The chemistry club plans to meet on Tuesdays in club advisor and chemistry teacher Francine Farouz’s lab.
Masculinity Affinity Group
Recently, upper school students attended an all-school meeting where faculty members and students participated in a panel on masculinity. At the end of the meeting, upper school teachers Jamie Biondi, Ben Chang, and Anthony Perry announced a new Masculinity Affinity Group they will be leading.
“The people who spoke at the assembly reflected on diverse experiences of being a man and on how getting in touch with masculinity has affected their lives,” Ben said. "My hope is that we can have conversations relevant to the student population and the young men of the Upper School to unpack some of these issues on the macro level, but also here at Nueva and in students' friendships and family lives."

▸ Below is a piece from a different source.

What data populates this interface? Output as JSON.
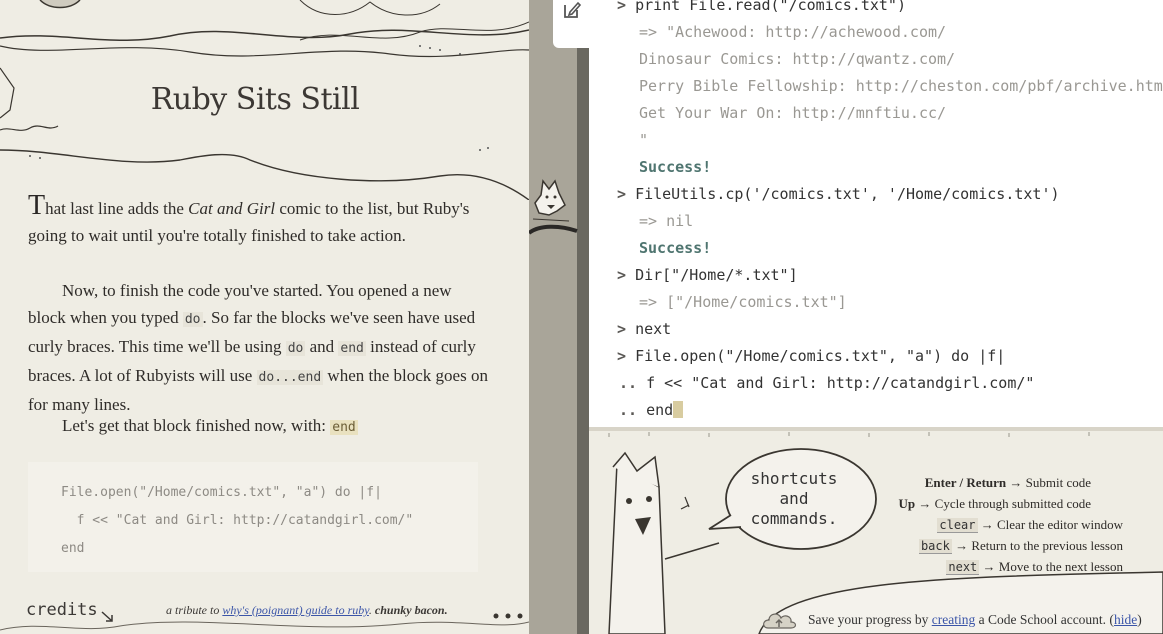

The new Masculinity Affinity Group seeks to give Nueva students a space in which to redefine and expand the definitions of masculinity. “At the all-school meeting, I kept thinking about how the process of defining my masculinity for me is ongoing," Ben said. "When I was in high school, that wasn’t something I was thinking about, so I'm excited to have exploratory conversations with Nueva students about our culture’s messaging about what masculinity is.”
In addition to redefining masculinity, the group will be a place to process current events and theoretical perspectives. For certain meetings, Jamie said, the group might read and discuss articles on gender.
Anthony emphasized that the new group is “a safe space for male students, both those who are gender conforming and nonconforming, to find fellowship and discuss issues that are specific to the realities of being a young man in today’s society.”